The troop currently has three members — a number Briegs and Kafka say they hope will grow to about five or eight to start. Because each girl has specific needs, they are still working on creating a program that will best serve everyone.

Two of the girls in the troop are nonverbal, which means Briegs and Kafka have had to get creative when teaching the girls how to sing traditional songs. Since the girls cannot sing along they play musical instruments to the beat of the song.

“We’re trying to give them as traditional a Girl Scout experience as we can. Some of it is going to work for them, some of its not,” Briegs said.

The troop holds its meeting at GiGi’s Playhouse, a nonprofit that works with children with Down syndrome. The girls spend their meeting time doing as many traditional scouting activities as they can, learning the Girl Scout promise and law, making s’mores, doing arts and crafts and working on service projects.

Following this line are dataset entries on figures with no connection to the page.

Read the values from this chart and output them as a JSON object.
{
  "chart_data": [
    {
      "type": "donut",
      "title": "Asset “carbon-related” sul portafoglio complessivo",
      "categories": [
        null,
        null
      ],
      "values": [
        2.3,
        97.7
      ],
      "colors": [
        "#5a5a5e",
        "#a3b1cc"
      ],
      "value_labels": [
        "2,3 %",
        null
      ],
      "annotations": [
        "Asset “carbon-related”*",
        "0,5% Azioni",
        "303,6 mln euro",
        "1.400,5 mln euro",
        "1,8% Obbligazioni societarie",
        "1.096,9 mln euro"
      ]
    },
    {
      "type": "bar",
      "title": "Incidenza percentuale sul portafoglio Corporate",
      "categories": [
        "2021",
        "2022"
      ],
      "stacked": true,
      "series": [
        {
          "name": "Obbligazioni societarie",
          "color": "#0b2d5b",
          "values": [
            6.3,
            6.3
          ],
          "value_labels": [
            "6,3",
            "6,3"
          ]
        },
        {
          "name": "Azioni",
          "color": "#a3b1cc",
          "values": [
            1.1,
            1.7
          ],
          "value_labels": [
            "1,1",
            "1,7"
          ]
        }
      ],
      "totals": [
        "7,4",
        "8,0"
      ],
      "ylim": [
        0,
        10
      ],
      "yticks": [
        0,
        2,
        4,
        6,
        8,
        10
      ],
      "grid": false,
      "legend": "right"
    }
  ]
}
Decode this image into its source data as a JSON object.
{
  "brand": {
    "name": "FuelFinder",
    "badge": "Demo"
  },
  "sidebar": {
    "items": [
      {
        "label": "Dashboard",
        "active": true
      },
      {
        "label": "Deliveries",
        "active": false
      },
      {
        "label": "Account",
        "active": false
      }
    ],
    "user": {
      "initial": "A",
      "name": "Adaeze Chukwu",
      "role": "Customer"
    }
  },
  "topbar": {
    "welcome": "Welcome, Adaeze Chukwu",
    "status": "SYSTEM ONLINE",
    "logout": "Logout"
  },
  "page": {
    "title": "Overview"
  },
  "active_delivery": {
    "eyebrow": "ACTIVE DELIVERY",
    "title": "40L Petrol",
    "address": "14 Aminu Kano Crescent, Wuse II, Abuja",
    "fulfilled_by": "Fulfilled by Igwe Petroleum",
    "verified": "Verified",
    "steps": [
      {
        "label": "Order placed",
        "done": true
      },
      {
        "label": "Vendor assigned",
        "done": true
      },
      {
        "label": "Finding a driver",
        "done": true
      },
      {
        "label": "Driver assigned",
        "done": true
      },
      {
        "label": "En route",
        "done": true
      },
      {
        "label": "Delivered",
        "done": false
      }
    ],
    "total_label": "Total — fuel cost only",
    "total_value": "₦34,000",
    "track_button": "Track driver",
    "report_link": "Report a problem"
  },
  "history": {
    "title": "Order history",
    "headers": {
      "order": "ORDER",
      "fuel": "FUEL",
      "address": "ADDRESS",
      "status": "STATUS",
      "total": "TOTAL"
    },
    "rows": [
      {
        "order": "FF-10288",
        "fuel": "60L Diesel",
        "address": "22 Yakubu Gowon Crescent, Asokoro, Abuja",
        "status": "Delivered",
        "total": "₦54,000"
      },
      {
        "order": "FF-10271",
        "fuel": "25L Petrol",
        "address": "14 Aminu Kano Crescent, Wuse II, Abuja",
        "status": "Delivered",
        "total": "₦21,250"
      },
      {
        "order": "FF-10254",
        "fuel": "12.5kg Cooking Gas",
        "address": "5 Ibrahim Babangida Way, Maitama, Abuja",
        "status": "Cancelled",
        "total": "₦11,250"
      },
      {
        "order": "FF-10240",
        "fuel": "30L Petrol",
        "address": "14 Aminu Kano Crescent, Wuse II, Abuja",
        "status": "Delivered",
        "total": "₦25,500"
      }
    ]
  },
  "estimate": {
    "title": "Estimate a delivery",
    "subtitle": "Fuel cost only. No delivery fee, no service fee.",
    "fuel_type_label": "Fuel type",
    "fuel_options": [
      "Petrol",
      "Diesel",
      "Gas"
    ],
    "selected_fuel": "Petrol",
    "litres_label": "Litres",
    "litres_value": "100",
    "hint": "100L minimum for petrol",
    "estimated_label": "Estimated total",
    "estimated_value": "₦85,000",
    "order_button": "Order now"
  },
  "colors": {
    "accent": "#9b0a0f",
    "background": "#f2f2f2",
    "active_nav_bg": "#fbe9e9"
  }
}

The girls just finished making animal beds for a local shelter. They will be visiting the shelter to drop off their donations and learning more about how to take care of animals.

The troop will also be participating in one of the Girl Scouts’ most iconic traditions, selling Girl Scout cookies. The girls will be sharing a cookie booth with a neighboring troop in the upcoming weeks, to learn about money management and interacting with their communities.

Briegs and Kafka want to join in with other troops as much as possible so that their girls and girls who are neurotypical can learn from each other.

“The other girls can really be an example to our girls and can help them interact with the public. I think it is good for both sets of girls to show them not to be afraid or nervous,” Kafka said.

It has been a learning process for the troop leaders and for the girls to figure out what their Girl Scout experience is going to look like. Briegs and Kafka said over the past few months they have started to get into a steady rhythm of how their troop operates, and they are looking forward to more adventures with the girls.

“We don’t care what you’re coming with. We’re going to make it work and have fun and I think I’m really proud,” Briegs said.